After months of concern about what would happen if the Yankees lost the Wild Card Game after a 100-win season, the Yankees came out and did what they do best in a 7-2 win over the Oakland Athletics. They dominated on the mound and on offense, and put the A’s in a hole early before pulling away late.
Luis Severino, tabbed for the start Tuesday afternoon, was firing on all cylinders right away. He struck out the first batter of the game on three fastballs, and ended the first inning with just 10 total pitches, notching two strikeouts. Getting off to a strong start felt crucial for Severino, erasing the memories of his disaster in last year’s Wild Card Game.
The Athletics countered with an opener, Liam Hendriks, who ran into immediate trouble. He walked Andrew McCutchen on just five pitches, which set the stage for Aaron Judge. Again, Hendriks fell behind in the count, and Judge made him pay. Hendriks grooved a fastball middle-in, and Judge capitalized, pulverizing the ball into the left field seats for a 2-0 lead. After the stress of the 2015 and 2017 Wild Card Games, the early lead was a breath of fresh air for Yankee fans.
Severino kept the train rolling in the second, working around a walk to strike out three more A’s. Lou Trivino relieved Hendriks of his duties in the bottom half and put two men on with no outs, but a Gary Sanchez double play and a Gleyber Torres strikeout later allowed Trivino to escape.
Severino and Trivino each put up zeroes in the third, but Severino had to grind a bit in the fourth.
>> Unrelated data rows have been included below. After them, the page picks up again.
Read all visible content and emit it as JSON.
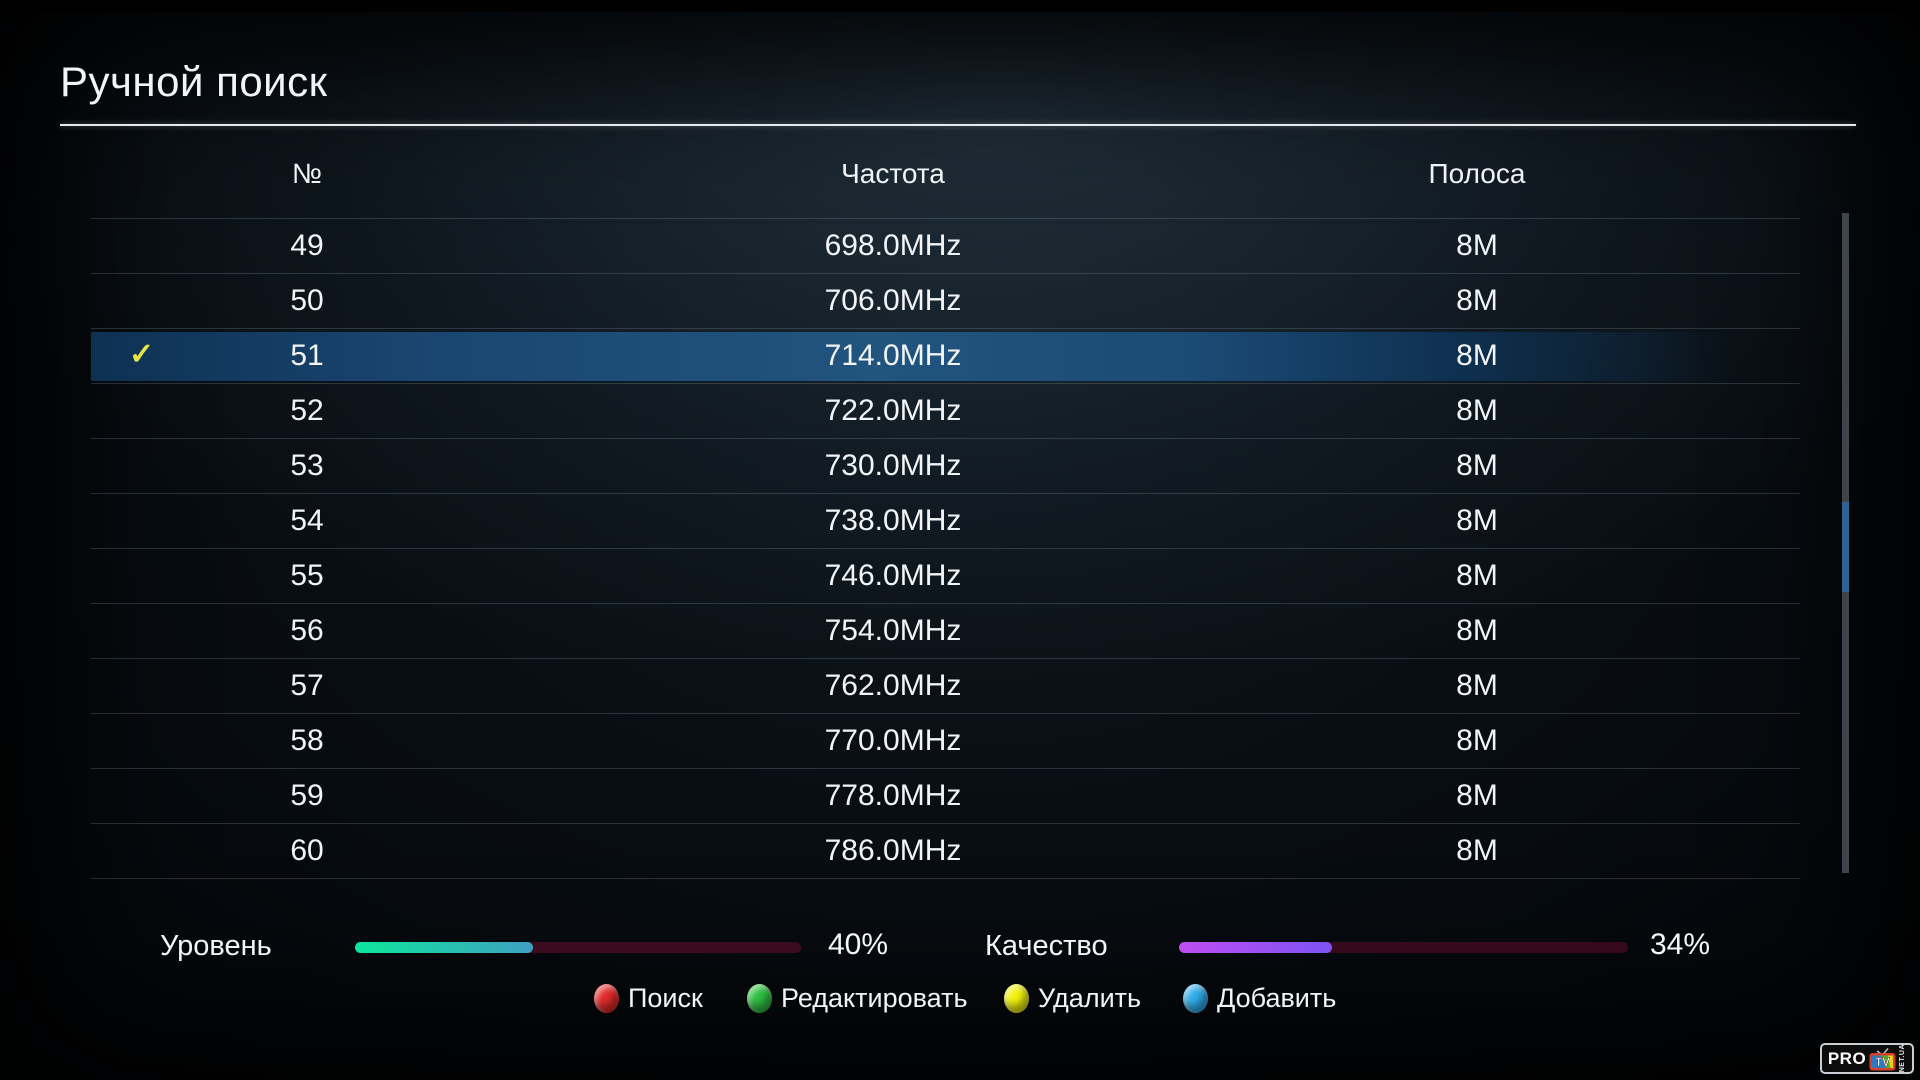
{
  "title": "Ручной поиск",
  "table": {
    "columns": {
      "num": "№",
      "freq": "Частота",
      "band": "Полоса"
    },
    "rows": [
      {
        "num": "49",
        "freq": "698.0MHz",
        "band": "8M"
      },
      {
        "num": "50",
        "freq": "706.0MHz",
        "band": "8M"
      },
      {
        "num": "51",
        "freq": "714.0MHz",
        "band": "8M"
      },
      {
        "num": "52",
        "freq": "722.0MHz",
        "band": "8M"
      },
      {
        "num": "53",
        "freq": "730.0MHz",
        "band": "8M"
      },
      {
        "num": "54",
        "freq": "738.0MHz",
        "band": "8M"
      },
      {
        "num": "55",
        "freq": "746.0MHz",
        "band": "8M"
      },
      {
        "num": "56",
        "freq": "754.0MHz",
        "band": "8M"
      },
      {
        "num": "57",
        "freq": "762.0MHz",
        "band": "8M"
      },
      {
        "num": "58",
        "freq": "770.0MHz",
        "band": "8M"
      },
      {
        "num": "59",
        "freq": "778.0MHz",
        "band": "8M"
      },
      {
        "num": "60",
        "freq": "786.0MHz",
        "band": "8M"
      }
    ],
    "selected_row": "51",
    "selected_color": "#1e507e",
    "check_color": "#e8e445"
  },
  "meters": [
    {
      "label": "Уровень",
      "value": "40%",
      "percent": 40,
      "fill_start": "#0de69b",
      "fill_end": "#3fa0c2",
      "track": "#3a0c1e"
    },
    {
      "label": "Качество",
      "value": "34%",
      "percent": 34,
      "fill_start": "#bf4df2",
      "fill_end": "#7c53f2",
      "track": "#36091b"
    }
  ],
  "legend": [
    {
      "name": "red",
      "color": "#e32b2b",
      "label": "Поиск"
    },
    {
      "name": "green",
      "color": "#2fc043",
      "label": "Редактировать"
    },
    {
      "name": "yellow",
      "color": "#f2f20c",
      "label": "Удалить"
    },
    {
      "name": "blue",
      "color": "#31aeeb",
      "label": "Добавить"
    }
  ],
  "logo": {
    "pro": "PRO",
    "tv": "TV",
    "suffix": "NET.UA"
  }
}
After an E-5 by Miguel Andujar and a walk to Matt Olson, the A’s had two runners on with one out. Severino got Piscotty to fly out, but Ramon Laureano battled and drew a hard-fought walk, loading the bases for Marcus Semien. Severino bore down, whiffing Semien on a 100-mph heater. Some in the Yankees fan base thought that Severino wasn’t clutch enough to start the Wild Card Game, but he held up his end of the bargain, firing four-plus innings of scoreless, seven-strikeout baseball.
Yet Severino did leave quite a mess for Dellin Betances to inherit in the fifth, as Aaron Boone removed his ace with two runners on and none out. Betances was up to the task, generating two strikeouts and a groundout to escape the jam. The Yankees’ bats had gone quiet in the middle innings, and Betances bailed them out in a big way.
After Trivino pitched three effective innings, ex-Yankee Shawn Kelley came in and continued to hold the Yankees down. After the thrilling first inning, the Yankees’ only other hit through five innings was a Didi Gregorius infield single. The Yankees’ pitching was stellar, but the offense needed to get things going again.
Luckily, A’s manager Bob Melvin thought it was prudent to bring in Fernando Rodney to face the heart of the Yankees’ order in the sixth inning. Judge and Hicks smacked consecutive doubles, and Rodney departed having given up another run without recording an out. Bullpen games work best when a team has a multitude of truly elite options. Rodney represented a downgrade from Hendriks and Trivino, and the Yankees took advantage.
After Rodney exited, Melvin did what he probably should have done 10 minutes earlier and brought in Treinen as a last-ditch resort, but Treinen, coming off an outstanding regular season, wasn’t much better. He walked Stanton, and then Luke Voit came through with the hit that put the game out of reach. On the ninth pitch of the at-bat, Voit ripped a 3-2 slider off of the wall for a two-run triple, making it a 5-0 ballgame. Gregorius followed suit with a sac fly, scoring Voit, crushing any hopes that the A’s had of coming back.
David Robertson pitched a scoreless seventh (thanks in part to a terrific leaping play by Adeiny Hechavarria, who replaced Andujar at third base), but Zach Britton gave up a two-run home run in the eighth to Khris Davis to at least make it a ballgame. However, Giancarlo Stanton put the cherry on top with a long home run to lead off the bottom of the eighth, all but ending any chance of an A’s comeback. Aroldis Chapman closed things out in the ninth, sending the Yankees to the ALDS and sending the A’s home packing.
The Yankees will take a well-deserved rest tomorrow before opening up the ALDS on Friday night at Fenway Park against the Boston Red Sox. Chris Sale will be on the mound for Boston, while New York will likely counter with J.A. Happ or Masahiro Tanaka. The Yankees haven’t faced the Red Sox in the playoffs since 2004, and 14 years later, the game’s hottest rivalry will be renewed once again. The road to a championship will have to go through Boston, which presents the stiffest test yet for the 2018 Yankees. One win down, eleven more to go.